Thursday, January 24, 2013

Review of Dust & Decay


All right, it's been long enough. I've finally collected myself after finishing Dust & Decay, so here's the much overdue review, and the first of 2013! 

Dust & Decay, the second in Jonathan Maberry’s Rot & Ruin teen zombie series, lives up to its predecessor. If you haven’t read the first one, beware, there are some spoilers in here; I will keep them to a minimum since I hate spoiling things for others. I'm going to try and keep the spoilers down to a minimum... so, do yourself a favor and read the first one ASAP!

Picking up roughly seven months after the events of Rot & Ruin, we join Benny, his brother Tom, and friends Nix, Chong, and Lilah the Lost Girl as they begin their journey into the Ruin for hunt for the unimaginable object they saw in the sky after saving Nix from Charlie Pink-eye and taking down the abomination known as Gameland. The object was a jet, a relic from the time before First Night, but also a symbol that promises civilization beyond the Rocky Mountains. Tom has been preparing them for months to survive in the Ruin, and after a freak zombie attack inside the town, he decides now it is time for them to depart. Once they leave the safety of the town’s fences, Benny, Tom, Nix and Lilah will never come back to small Mountainside, so now the small group of friends must face some hard good-byes. Friendships are tested, convictions and dreams doubted, and blossoming love pushed aside as the small group sets out into the Ruin.
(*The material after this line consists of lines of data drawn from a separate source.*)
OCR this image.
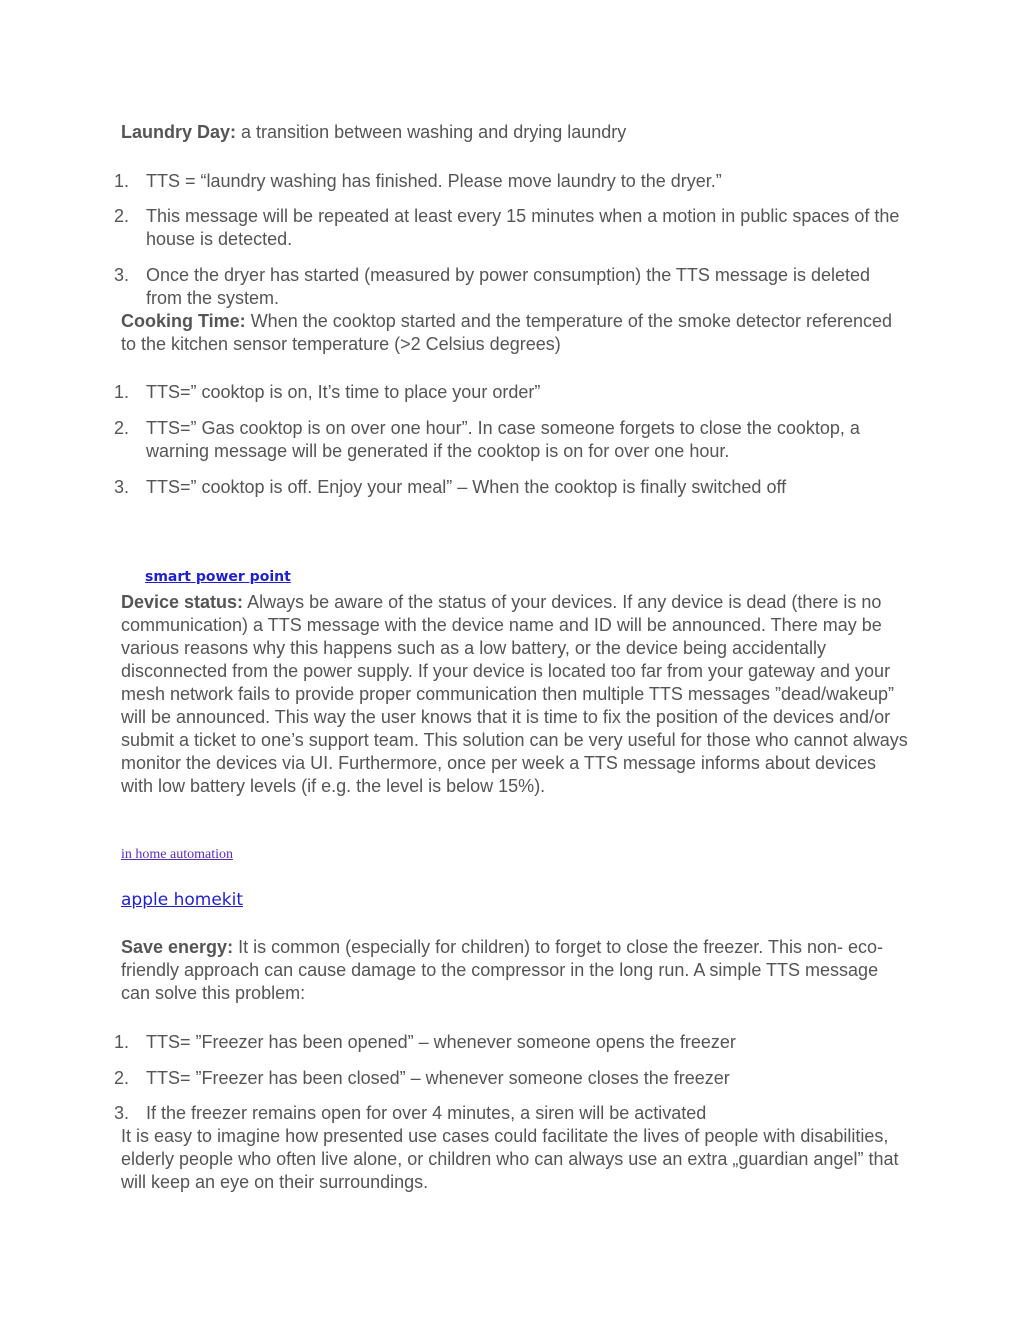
Laundry Day: a transition between washing and drying laundry

1. TTS = “laundry washing has finished. Please move laundry to the dryer.”
2. This message will be repeated at least every 15 minutes when a motion in public spaces of the house is detected.
3. Once the dryer has started (measured by power consumption) the TTS message is deleted from the system.

Cooking Time: When the cooktop started and the temperature of the smoke detector referenced to the kitchen sensor temperature (>2 Celsius degrees)

1. TTS=” cooktop is on, It’s time to place your order”
2. TTS=” Gas cooktop is on over one hour”. In case someone forgets to close the cooktop, a warning message will be generated if the cooktop is on for over one hour.
3. TTS=” cooktop is off. Enjoy your meal” – When the cooktop is finally switched off
smart power point

Device status: Always be aware of the status of your devices. If any device is dead (there is no communication) a TTS message with the device name and ID will be announced. There may be various reasons why this happens such as a low battery, or the device being accidentally disconnected from the power supply. If your device is located too far from your gateway and your mesh network fails to provide proper communication then multiple TTS messages ”dead/wakeup” will be announced. This way the user knows that it is time to fix the position of the devices and/or submit a ticket to one’s support team. This solution can be very useful for those who cannot always monitor the devices via UI. Furthermore, once per week a TTS message informs about devices with low battery levels (if e.g. the level is below 15%).

in home automation
apple homekit

Save energy: It is common (especially for children) to forget to close the freezer. This non- eco-friendly approach can cause damage to the compressor in the long run. A simple TTS message can solve this problem:

1. TTS= ”Freezer has been opened” – whenever someone opens the freezer
2. TTS= ”Freezer has been closed” – whenever someone closes the freezer
3. If the freezer remains open for over 4 minutes, a siren will be activated

It is easy to imagine how presented use cases could facilitate the lives of people with disabilities, elderly people who often live alone, or children who can always use an extra „guardian angel” that will keep an eye on their surroundings.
After a disastrous first day out in the Ruin, Benny and his friends face strange events, crazy bounty hunters, and even more bizarre behaviors from the zombies that soon turn their world—and perceptions of the world—on its ear. Zebras and rhinos are running rampant in the woods, zombies suddenly are faster and stronger, and the zombies are moving in large swarms that number in the thousands. And the most game-changing discovery the group comes across is… like I'd tell you that big spoiler?! These strange events are just the tip of the iceberg as the group moves steadily on to the east; old enemies emerge from the past, new twisted baddies threaten the future, while new allies give support to the present.

Maberry is deft at mixing terror and action with the equally terrifying confusion of teenage emotions and coming of age. In between fighting zombie hordes, dodging dangerous bounty hunters, and struggling with the mystery that is the zombie plague, Benny must find a balance between survival and his feelings for Nix. The closer he tries to get to her, the more she pushes back. In the wilds of the Ruin, is love a dangerous luxury that will get Benny and his friends killed? Benny, Nix, Lilah, and Chong struggle to figure out their place in the world, on that razor's edge of childhood and adulthood. Maberry's ability to draw you into the world of the characters (even the zombies!), make you feel for them and connect on a level that brings the reading experience to a whole new level... is uncanny. 

I cannot recommend Maberry's books enough. If you're looking for a great monster book that keeps true to the nature of the beast, Rot & Ruin is the series for you. 

On my scale of 1 (literary hari kari) to 10 (literary orgasmic bliss)... I give Dust & Decay a strong 9. Go get it.